What Is Resource Guarding?

by | Mar 19, 2021


What Does Resource Guarding Look Like And How Can I Prevent It?

Has your dog ever shown their teeth at another dog over a toy or piece of food? Or, snapped at you? This behavior is known as resource guarding and is an incredibly common behavior. Growling, showing teeth, lunging, and biting are common behaviors a dog will display when protecting a resource.

No matter if you have gotten a new puppy or have an older dog exhibiting any of these behaviors, it is important to keep safety at the top of your priority list. Never put yourself in between a resource and your dog if they are displaying aggressive behavior.

Resource Guarding

The best way to deal with resource guarding is to prevent it before it happens, if at all possible. I tell every puppy owner to work on this as soon as the puppy is brought home. This can be practiced with meal times, valuable chews, and even areas of the house.

If resource guarding is already an issue for your dog or dogs, there are some steps you can take to desensitize and manage the behavior to promote safety for everyone involved. However, if you feel unsafe or that there is a likely chance that your dog would injure you or someone else, I would highly suggest calling a nearby trainer for an in-home consultation.


If you have a new puppy, it is critical to work on preventing resource guarding as early as possible. Teaching your dog at a young age that you will not take their resources and instead reward them for sharing is incredibly beneficial and will also ensure your safety later down the road. You can do this by tossing a treat into your puppies’ food bowl, looking for any guarding behaviors, and playing the exchange game with high-value treats.

To practice with your puppy, begin by giving them a valuable chew or long-duration treat. Let them chew for a moment and then give them a treat. Take the item away and give them an even more valuable treat such as chicken or turkey. Then, give them the item back and let them continue chewing on it. Repeat this several times

Resource Guarding – Toys

When it comes to toys and bones, these are also seen as valuable commodities to your dog. Your dog may become possessive over their favorite item and can even become aggressive when you or another dog attempts to take it away. The number one prevention for this is to take up items your dog may find valuable and put them away for further use. For instance, I would only give your dog the valuable toy when they are alone and in an environment where they will not be bothered.

To slowly desensitize your dog, you can work on “leave it” to create an exchange. The main premise is for you to create so much value with the item you have (a piece of chicken, a high-value treat) that your dog is happy to give up the item they have. Carefully take the item while luring your dog away with the high-value food item. If your dog shows any aggression, proceed with extreme caution. If you feel unsafe, do not try to attempt an exchange.
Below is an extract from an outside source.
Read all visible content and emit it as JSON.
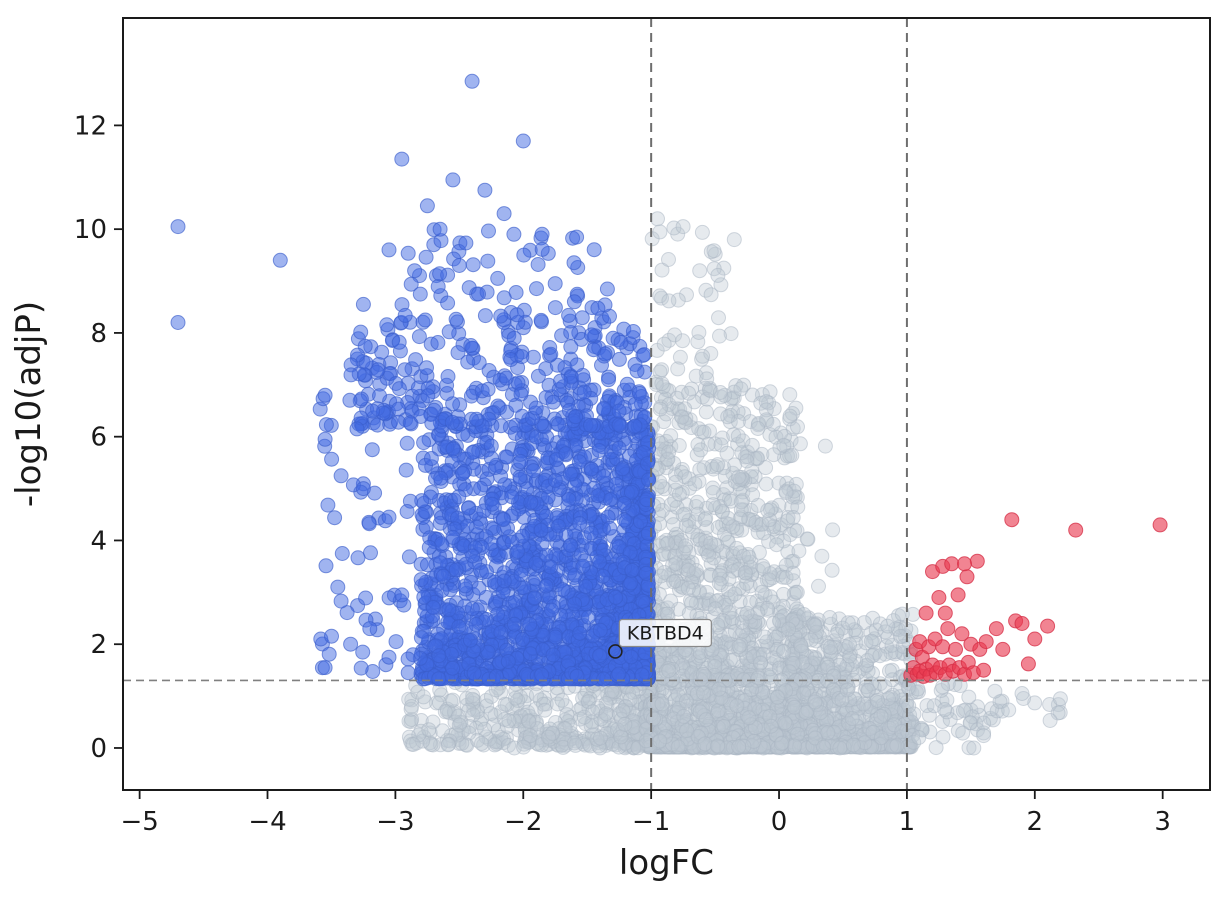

If you feel that you can safely exchange the toy for the treat, reward your dog with multiple treats for giving up the toy. After treating them, immediately give them the toy back so that they can understand your taking of the resource does not mean it will go away. This is key as the reason dogs resource guard is to keep an item or food that is highly valuable to them. Therefore, you have to teach them that you having access to their resources is okay and not the end of their playtime with the toy.

An excellent toy to use for these training sessions is a 4ft long fleece rope toy. These will allow you to remain at a safe distance while still having access to the toy. Toss a treat near your dog and when they let go of the rope, pull it away and reward them with another treat. Give them the rope back and repeat. This is also a great way to teach “take it” and “leave it.

Resource Guarding – Everything Else

If you or someone else has been bitten over a toy, food, or other resources, it may be time to seek out the help of a professional trainer in your area so that no one in your household is harmed. In the meantime, discourage resource guarding by giving your dog their own area to eat their food, pick up valuable toys, and avoid situations that cause aggressive behavior.

Dogs can become possessive over more than toys, including people, areas of the house, beds, or anything the dog may find valuable. Use caution when attempting to move your dog from an area they may be guarding, and do your best to lure them away with treats. With people, try to distance yourself from your dog in a safe manner and always inform another person of your dog’s behavior or mitigate any potential biting incidents with a muzzle.

As always, desensitization takes patience and caution. If you are unsure at any point as to how to proceed or how to safely handle your dog, contact a local dog behaviorist or positive reinforcement trainer. Using negative reinforcement or punishment will further escalate aggression and can lead to serious injury.